REKORDOWY SEBASTIAN KARAŚ

2017-02-15 15:21:58

96 850 metrów. Tyle przepłynął w 24 godziny na obiekcie CRS Bielany Sebastian Karaś, który podjął próbę bicia Rekordu Guinessa w pływaniu przez 24 godziny na krótkim basenie. Do wymarzonego celu zabrakło niewiele, bo zaledwie pięciu kilometrów, jednak Karaś na bielańskim basenie wyśrubował rekord Polski, poprawiając go o ponad 42 kilometry!



Przez 24 godziny między 14, a 15 lutego Sebastian Karaś zmagał się z wodą i własnymi słabościami na obiekcie CRS Bielany, próbując poprawić ustanowiony przez Szweda Andreasa Forvassa Rekord, wynoszący 101,9 km. Przed wiele godzin wydawało się, że rekord Guinessa jest jak najbardziej realny.

Sebastian Karaś pokonywał kolejne długości basenu szybciej, aniżeli zrobił to w przeszłości szwedzki zawodnik. Po 21 kilometrach Polak miał 12 minut przewagi, następnie trzynaście po 24 i piętnaście po 27 tysiącmetrówkach. Systematycznie różnica się zwiększała do piętnastu na 30. kilometrze i 16 minut na 33. Następnie powoli przewaga zaczęła topnieć i po 69 kilometrach podróży Polak miał już zaledwie minutę przewagi nad czasem Szweda. Od 72 kilometra było coraz bardziej prawdopodobne, że Rekord Guinessa pozostanie w Skandynawii, jednak z każdą minutą Sebastian Karaś śrubował rekord Polski do rozmiarów, które będzie bardzo ciężko pokonać innemu pływakowi w kraju.  

W projekt bardzo mocno zaangażowała się Dzielnica Bielany, umożliwiając Sebastianowi przygotowania, jak również udostępniając basen, pełną infrastrukturę i opiekę medyczną na czas trwania bicia Rekordu Guinessa przy ulicy Lindego 20. - Przez cały czas trzymaliśmy kciuki za Sebastiana. Byłem przy starcie, dopingowałem go również na mecie. Wyczyn jest nieprawdopodobny i cieszę się, że to właśnie na terenie Bielan podejmowane są tak wspaniałe inicjatywy, będące nie tylko świetną reklamą dla naszej dzielnicy, ale również dowodem na to, że sport w naszej części Warszawy jest bardzo ważnym elementem życia społecznego - podsumował zastępca burmistrza Dzielnicy Bielany - Grzegorz Pietruczuk.
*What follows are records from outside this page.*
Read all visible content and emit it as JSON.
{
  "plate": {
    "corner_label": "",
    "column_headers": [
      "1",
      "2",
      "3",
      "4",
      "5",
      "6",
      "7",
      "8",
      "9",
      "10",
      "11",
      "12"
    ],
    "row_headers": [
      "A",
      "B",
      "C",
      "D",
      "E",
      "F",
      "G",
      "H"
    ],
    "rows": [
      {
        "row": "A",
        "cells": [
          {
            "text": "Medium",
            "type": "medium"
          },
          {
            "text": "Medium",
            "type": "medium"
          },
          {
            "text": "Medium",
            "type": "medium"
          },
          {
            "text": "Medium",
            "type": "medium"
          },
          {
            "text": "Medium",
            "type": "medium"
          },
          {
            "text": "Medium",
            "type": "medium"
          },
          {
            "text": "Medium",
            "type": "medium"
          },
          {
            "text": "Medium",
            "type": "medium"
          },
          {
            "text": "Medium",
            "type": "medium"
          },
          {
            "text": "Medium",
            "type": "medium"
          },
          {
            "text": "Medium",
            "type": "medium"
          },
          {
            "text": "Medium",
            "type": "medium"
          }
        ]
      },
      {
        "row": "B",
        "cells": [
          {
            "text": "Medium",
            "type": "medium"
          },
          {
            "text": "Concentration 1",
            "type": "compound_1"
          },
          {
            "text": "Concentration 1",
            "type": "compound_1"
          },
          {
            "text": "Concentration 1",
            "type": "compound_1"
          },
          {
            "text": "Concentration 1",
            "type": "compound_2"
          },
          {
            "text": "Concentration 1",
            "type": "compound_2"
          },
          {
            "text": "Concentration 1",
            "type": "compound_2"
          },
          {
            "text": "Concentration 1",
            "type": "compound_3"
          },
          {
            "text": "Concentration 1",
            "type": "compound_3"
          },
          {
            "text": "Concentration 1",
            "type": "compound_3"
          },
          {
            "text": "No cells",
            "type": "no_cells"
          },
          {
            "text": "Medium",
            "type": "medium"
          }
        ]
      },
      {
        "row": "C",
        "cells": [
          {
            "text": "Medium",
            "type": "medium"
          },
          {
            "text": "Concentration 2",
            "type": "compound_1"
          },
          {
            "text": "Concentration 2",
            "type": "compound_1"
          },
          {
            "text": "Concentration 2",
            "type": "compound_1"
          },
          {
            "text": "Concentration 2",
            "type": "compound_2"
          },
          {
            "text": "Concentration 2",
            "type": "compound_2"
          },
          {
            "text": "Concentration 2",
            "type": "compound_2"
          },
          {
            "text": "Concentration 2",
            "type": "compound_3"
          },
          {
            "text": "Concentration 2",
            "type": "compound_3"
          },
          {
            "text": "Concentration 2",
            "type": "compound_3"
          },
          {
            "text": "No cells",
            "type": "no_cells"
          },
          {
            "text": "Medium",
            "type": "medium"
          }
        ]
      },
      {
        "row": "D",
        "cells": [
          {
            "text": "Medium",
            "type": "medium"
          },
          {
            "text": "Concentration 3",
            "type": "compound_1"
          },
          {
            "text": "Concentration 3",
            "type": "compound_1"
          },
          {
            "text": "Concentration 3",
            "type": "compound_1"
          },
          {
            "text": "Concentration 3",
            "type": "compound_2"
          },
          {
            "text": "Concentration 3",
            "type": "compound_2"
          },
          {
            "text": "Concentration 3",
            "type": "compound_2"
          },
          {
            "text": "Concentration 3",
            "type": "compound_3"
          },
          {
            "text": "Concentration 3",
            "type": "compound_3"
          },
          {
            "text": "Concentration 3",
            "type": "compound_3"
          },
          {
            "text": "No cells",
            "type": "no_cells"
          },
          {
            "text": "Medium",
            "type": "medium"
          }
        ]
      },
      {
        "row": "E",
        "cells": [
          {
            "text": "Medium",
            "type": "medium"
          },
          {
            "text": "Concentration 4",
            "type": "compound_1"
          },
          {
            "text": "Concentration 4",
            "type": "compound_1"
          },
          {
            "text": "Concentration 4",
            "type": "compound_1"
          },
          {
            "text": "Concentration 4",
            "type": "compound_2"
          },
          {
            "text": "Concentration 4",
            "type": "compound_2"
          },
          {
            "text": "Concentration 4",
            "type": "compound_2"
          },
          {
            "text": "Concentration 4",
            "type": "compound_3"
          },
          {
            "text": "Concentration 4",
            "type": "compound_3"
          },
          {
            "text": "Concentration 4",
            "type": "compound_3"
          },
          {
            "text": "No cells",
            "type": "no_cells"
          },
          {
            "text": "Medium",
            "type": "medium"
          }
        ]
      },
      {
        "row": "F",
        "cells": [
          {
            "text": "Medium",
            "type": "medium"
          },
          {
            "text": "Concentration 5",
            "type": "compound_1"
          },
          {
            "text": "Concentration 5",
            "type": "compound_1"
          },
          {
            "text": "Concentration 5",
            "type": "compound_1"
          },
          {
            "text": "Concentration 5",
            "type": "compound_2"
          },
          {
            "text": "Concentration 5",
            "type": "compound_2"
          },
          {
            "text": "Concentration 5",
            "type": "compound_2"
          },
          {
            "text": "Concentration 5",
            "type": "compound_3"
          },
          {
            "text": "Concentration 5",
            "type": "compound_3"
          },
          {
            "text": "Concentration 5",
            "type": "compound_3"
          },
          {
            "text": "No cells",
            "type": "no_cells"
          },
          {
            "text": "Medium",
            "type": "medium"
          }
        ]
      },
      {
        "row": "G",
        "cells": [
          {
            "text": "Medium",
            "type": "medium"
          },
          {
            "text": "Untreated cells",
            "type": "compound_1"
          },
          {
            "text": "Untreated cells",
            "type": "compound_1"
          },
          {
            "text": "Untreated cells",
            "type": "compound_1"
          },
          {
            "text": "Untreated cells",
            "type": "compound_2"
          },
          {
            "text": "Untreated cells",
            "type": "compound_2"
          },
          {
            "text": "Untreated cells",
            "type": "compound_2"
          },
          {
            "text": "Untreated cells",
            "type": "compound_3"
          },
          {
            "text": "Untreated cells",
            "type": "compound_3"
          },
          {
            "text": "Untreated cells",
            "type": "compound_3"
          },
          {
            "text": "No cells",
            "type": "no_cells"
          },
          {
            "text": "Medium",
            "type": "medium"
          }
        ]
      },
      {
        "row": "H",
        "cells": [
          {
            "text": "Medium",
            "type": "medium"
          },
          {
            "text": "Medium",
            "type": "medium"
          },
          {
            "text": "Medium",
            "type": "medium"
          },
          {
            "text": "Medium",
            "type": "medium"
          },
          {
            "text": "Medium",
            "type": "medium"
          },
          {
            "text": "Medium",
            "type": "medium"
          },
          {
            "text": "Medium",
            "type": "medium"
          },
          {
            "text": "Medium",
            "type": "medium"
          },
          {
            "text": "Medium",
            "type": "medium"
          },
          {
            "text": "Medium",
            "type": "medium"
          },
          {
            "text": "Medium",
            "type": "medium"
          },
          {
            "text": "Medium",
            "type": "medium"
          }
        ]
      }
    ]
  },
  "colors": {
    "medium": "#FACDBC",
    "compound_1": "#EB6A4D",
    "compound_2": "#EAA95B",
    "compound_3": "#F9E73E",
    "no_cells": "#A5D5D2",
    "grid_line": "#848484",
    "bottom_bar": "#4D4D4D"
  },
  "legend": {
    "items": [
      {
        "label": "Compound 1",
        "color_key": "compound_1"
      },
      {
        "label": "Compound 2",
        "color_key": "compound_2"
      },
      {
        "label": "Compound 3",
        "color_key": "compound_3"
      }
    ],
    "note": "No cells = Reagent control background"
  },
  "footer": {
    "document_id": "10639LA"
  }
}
Sebastian Karaś przez cały czas trwania bicia rekordu, mógł liczyć na doping swoich znajomych, uczniów bielańskich szkół oraz mieszkańców, którzy przychodzili na trybuny obiektu, aby wspierać pływaka w jego wyzwaniu. Kolejnym będzie pokonanie stukilometrowej trasy Kołobrzeg-Bornholm, latem 2017 roku.



Zawodnik przyznał, że bardzo pomagało mu wsparcie kibiców. Przez cały czas słuchał również audiobooka oraz muzyki w słuchawkach. Zmęczony, ale szczęśliwy podziękował wszystkim, którzy pomogli mu w wykonaniu arcytrudnego zadania, polegającego na 24-godzinnnym pływaniu. Następnie zawodnika, wciąż zadowolonego i pełnego entuzjazmu pomimo ogromnego zmęczenia, od mediów "przejął" lekarz. Sebastian Karaś skarżył się na problemy z oczami, jednak jego stan zdrowia jest całkowicie stabilny.